While lettuce is the “King of the Greens”, spinach has good reasons to hold its leaves up proudly. Growing spinach is the second most popular garden green. In addition to tasting good, this thick-leaved green is among the most nutritious vegetables you can eat. It is eaten raw or cooked. Use this guide to learn how to grow spinach. Then, buy some spinach seeds and get growing today.
A generation ago, kids were threatened with a variety of punishments if you do not “eat your spinach”. While parents don’t push eating spinach as much today as our parents did, perhaps they should. From a nutrition standpoint, perhaps we should. Whether our parents knew it or not, spinach truly is good for you. It is packed with vitamins and minerals. Even Popeye knew the benefits of this healthy food.
When we speak of spinach, most people still think about cooked leaves, which are boiled into an often mushy, unappealing green mass. It is amazing how many people have never tried the mild-flavored spinach in a salad. Fewer still, think about where they can use these greens. They mix well in many recipes and can be found in places like stuffed shells, lasagna, and soups.
Spinach is a hardy, cool weather crop. It grows best in spring and fall and survives frosts and even freezes.
Garden Tip: For an early crop when prices in the stores are still high, try growing spinach in a container on your deck, in a sunroom, or inside a cold frame.
Did you Know? Spinach is an ingredient of one of the most popular tomato vegetable juices? That’s right, without Spinach, V8 would only be V7.

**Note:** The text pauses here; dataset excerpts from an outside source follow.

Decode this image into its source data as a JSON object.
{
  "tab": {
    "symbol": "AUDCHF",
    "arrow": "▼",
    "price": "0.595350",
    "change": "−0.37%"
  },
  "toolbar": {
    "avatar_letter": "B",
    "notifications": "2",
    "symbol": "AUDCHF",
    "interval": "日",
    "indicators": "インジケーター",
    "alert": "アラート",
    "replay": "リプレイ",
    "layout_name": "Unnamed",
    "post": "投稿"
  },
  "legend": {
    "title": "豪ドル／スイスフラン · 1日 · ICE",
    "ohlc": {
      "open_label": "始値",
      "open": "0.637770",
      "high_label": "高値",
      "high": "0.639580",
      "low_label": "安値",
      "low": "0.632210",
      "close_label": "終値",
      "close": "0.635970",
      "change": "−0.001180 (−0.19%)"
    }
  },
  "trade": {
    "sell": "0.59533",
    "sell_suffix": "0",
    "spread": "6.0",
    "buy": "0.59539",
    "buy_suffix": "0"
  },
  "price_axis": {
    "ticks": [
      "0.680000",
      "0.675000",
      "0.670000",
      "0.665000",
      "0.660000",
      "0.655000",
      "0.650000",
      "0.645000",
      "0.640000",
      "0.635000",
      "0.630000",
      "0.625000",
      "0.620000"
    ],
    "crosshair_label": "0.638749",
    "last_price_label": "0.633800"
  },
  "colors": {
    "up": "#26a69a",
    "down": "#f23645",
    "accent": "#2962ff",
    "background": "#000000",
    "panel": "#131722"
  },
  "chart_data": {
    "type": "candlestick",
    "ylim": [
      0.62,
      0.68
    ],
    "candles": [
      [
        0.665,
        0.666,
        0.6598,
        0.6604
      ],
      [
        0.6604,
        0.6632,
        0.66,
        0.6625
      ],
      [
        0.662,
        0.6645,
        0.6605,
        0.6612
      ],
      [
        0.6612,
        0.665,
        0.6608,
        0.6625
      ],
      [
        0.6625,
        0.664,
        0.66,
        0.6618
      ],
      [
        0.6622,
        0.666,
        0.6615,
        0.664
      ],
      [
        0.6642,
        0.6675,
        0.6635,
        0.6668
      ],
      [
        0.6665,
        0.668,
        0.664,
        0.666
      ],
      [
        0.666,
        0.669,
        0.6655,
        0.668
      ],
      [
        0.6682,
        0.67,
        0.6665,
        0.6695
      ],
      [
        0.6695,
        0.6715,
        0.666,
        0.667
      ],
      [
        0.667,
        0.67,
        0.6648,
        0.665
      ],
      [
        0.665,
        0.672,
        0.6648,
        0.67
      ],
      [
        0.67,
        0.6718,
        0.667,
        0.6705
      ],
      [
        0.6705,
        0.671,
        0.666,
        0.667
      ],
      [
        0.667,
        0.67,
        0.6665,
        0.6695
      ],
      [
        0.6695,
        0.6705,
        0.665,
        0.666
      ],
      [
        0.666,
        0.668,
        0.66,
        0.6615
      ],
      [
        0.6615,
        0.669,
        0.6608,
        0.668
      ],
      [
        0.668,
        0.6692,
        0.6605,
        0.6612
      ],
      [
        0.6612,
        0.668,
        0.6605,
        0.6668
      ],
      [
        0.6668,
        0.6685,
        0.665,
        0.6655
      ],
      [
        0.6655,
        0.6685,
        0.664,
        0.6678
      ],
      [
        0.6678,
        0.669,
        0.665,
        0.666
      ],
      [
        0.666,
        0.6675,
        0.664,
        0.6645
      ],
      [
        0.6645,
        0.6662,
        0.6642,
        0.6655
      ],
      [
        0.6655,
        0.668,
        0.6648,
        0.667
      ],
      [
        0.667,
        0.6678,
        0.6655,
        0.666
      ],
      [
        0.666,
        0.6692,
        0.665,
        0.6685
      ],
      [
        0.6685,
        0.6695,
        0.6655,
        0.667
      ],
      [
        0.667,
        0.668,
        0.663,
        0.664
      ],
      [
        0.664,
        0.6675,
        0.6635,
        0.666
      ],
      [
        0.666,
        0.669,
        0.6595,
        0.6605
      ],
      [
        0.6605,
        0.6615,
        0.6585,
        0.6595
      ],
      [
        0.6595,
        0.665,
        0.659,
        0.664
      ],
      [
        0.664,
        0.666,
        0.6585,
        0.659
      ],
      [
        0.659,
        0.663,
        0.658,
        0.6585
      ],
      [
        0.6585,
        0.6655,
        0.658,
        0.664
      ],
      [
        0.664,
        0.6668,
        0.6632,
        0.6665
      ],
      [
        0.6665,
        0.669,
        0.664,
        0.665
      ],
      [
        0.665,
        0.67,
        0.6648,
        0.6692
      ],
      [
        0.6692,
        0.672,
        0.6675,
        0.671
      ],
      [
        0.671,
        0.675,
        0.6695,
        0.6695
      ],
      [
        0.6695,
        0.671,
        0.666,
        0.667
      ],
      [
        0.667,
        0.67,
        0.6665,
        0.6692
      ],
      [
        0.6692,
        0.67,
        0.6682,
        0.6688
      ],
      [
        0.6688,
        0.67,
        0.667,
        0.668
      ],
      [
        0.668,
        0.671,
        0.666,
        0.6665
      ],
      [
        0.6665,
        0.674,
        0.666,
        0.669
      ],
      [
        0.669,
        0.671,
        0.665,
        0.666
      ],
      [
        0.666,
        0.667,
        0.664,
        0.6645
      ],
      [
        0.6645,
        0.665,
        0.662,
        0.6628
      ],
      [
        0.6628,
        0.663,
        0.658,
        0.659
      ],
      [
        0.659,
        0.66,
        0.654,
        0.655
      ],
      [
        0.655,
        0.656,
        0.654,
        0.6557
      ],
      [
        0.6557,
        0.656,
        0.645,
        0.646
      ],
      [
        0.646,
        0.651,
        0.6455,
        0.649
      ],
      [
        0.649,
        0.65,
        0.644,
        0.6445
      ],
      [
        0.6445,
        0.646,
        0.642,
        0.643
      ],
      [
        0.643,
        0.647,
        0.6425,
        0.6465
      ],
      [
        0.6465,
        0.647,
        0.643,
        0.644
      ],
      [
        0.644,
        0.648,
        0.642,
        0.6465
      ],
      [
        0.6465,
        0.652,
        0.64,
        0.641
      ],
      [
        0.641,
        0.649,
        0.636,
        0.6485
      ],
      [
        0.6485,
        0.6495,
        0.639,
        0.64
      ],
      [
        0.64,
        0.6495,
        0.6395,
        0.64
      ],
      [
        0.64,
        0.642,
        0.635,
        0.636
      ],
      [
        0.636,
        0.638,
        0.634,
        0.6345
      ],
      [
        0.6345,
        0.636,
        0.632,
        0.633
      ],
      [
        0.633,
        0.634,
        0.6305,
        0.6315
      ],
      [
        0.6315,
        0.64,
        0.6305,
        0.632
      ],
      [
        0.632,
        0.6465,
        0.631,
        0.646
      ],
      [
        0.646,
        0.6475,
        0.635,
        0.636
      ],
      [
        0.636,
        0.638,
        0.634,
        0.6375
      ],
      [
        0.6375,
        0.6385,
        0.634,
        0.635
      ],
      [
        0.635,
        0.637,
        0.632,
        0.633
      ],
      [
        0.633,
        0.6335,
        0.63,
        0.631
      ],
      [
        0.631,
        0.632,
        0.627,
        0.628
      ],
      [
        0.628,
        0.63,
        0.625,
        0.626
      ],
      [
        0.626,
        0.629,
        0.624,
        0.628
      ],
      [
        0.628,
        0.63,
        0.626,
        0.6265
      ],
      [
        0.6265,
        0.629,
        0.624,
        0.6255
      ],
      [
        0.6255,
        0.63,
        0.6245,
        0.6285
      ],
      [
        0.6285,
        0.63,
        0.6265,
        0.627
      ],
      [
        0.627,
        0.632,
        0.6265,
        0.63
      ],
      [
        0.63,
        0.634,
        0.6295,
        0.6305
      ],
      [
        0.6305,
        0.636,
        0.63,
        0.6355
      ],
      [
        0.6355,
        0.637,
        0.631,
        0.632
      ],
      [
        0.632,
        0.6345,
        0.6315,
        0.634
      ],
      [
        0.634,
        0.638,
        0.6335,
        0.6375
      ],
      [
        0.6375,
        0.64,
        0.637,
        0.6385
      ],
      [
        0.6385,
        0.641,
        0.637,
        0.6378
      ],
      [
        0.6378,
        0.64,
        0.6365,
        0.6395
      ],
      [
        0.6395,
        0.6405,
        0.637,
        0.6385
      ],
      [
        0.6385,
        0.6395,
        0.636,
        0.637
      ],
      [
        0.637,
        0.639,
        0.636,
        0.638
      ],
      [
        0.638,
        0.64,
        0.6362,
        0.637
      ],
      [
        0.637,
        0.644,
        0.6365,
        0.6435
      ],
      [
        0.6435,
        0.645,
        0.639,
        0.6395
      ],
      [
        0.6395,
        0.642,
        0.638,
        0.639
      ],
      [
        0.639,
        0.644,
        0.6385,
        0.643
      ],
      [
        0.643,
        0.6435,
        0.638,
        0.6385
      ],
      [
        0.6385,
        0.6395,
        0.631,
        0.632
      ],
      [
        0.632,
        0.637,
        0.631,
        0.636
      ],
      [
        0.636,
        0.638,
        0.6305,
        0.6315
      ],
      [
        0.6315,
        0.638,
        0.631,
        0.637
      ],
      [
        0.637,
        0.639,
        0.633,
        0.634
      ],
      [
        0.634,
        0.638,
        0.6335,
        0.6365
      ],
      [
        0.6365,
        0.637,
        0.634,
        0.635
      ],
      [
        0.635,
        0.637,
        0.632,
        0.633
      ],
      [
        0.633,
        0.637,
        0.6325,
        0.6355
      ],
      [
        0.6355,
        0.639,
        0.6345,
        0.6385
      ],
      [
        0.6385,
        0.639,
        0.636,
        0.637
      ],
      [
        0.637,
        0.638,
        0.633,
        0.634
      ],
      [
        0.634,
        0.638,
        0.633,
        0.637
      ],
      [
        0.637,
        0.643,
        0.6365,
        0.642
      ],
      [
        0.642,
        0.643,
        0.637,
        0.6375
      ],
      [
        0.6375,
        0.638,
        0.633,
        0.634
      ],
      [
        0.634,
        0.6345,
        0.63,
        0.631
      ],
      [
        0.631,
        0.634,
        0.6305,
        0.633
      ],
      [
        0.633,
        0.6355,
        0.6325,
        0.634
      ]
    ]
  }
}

Spinach seeds are small. Plant in rows, spreading the seeds as thinly as possible. No matter how hard you try, the spinach seeds are difficult to disperse. Thinning seedlings is a must. Cover the seeds with a very fine layer of loose soil or starting mixture.
Final Spacing: Space plants one inch apart, in rows 12″ to 15″ inches apart. Plant smaller varieties at the minimum for this range, and larger varieties at or near the maximum.
For maximum growth, avoid overcrowding. However, the plants will tolerate a little crowding.
Grow plants in full sun. The plants like cool weather and lots of moisture in rich, well-drained soil.
Growing spinach at a fast pace produces the most flavorful, and tender leaves. That means plenty of water and a healthy dose of fertilizer. Keep plants well weeded, too.
TIP: Use succession planting, by sowing a row or partial row every two weeks. This will provide fresh greens for most of the year.
When using succession planting, as the plants age and lose their vigor, the next crop is ready to harvest.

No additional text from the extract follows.